Wer hat den Trojaner „Stuxnet“ geschrieben?

Ein Trojaner der schon relativ alt ist, sich jetzt erst in der freien Wildbahn verbreitet. Schaden richtet er aber nur an in Industrie-Computersteuerungen, die auf dem von Siemens entwickelten S-7-System basieren. Einen recht guten und informativen Artikel darüber, was man bisher über „Stuxnet“ heraus gefunden hat, gibt es bei Faz.net. Einige Zitate daraus:

Der extreme Aufwand, der von den Autoren von stuxnet getrieben wurde, schließt Hobbyhacker oder lumpige Cyber-Kriminelle aus. Die Entwicklung sowie der Ankauf der notwendigen Angriffskomponenten in dieser Qualität und Zuverlässigkeit verursachen Kosten im siebenstelligen Euro-Bereich. Auf vielen Ebenen stellt stuxnet sicher, dass die Verbreitung absolut zuverlässig und unbemerkt vor sich geht. Am Ziel angekommen, also auf einer passenden Siemens-Industrieanlage, stellen umfangreiche Überprüfungen sicher, dass wirklich nur die spezifische Anlage, auf die stuxnet zielt, manipuliert wird. Auf allen anderen Anlagen passiert – trotz heimlichen Festsetzens des Trojaners – nichts.

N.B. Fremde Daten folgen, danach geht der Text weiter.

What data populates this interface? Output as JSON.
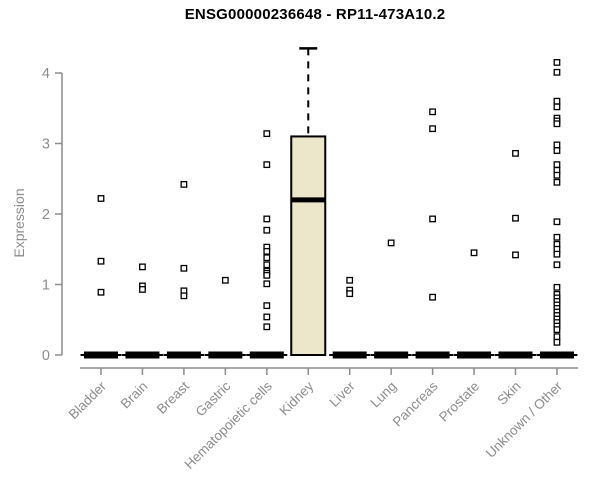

Auch bei der Suche nach dem möglichen Ziel des Angriffs ist man auf kleine Hinweise, zeitliche Korrelationen und Gerüchte angewiesen. Sechzig Prozent der Infektionen mit stuxnet wurden im Iran verzeichnet.
stuxnet wird wohl als erste offensichtlich von einem Nationalstaat eingesetzte Cyberwaffe in die Geschichte eingehen.
Um welchen „Nationalstaat“ es sich hier gehandelt haben könnte, dafür braucht man wohl nicht viel Fantasie.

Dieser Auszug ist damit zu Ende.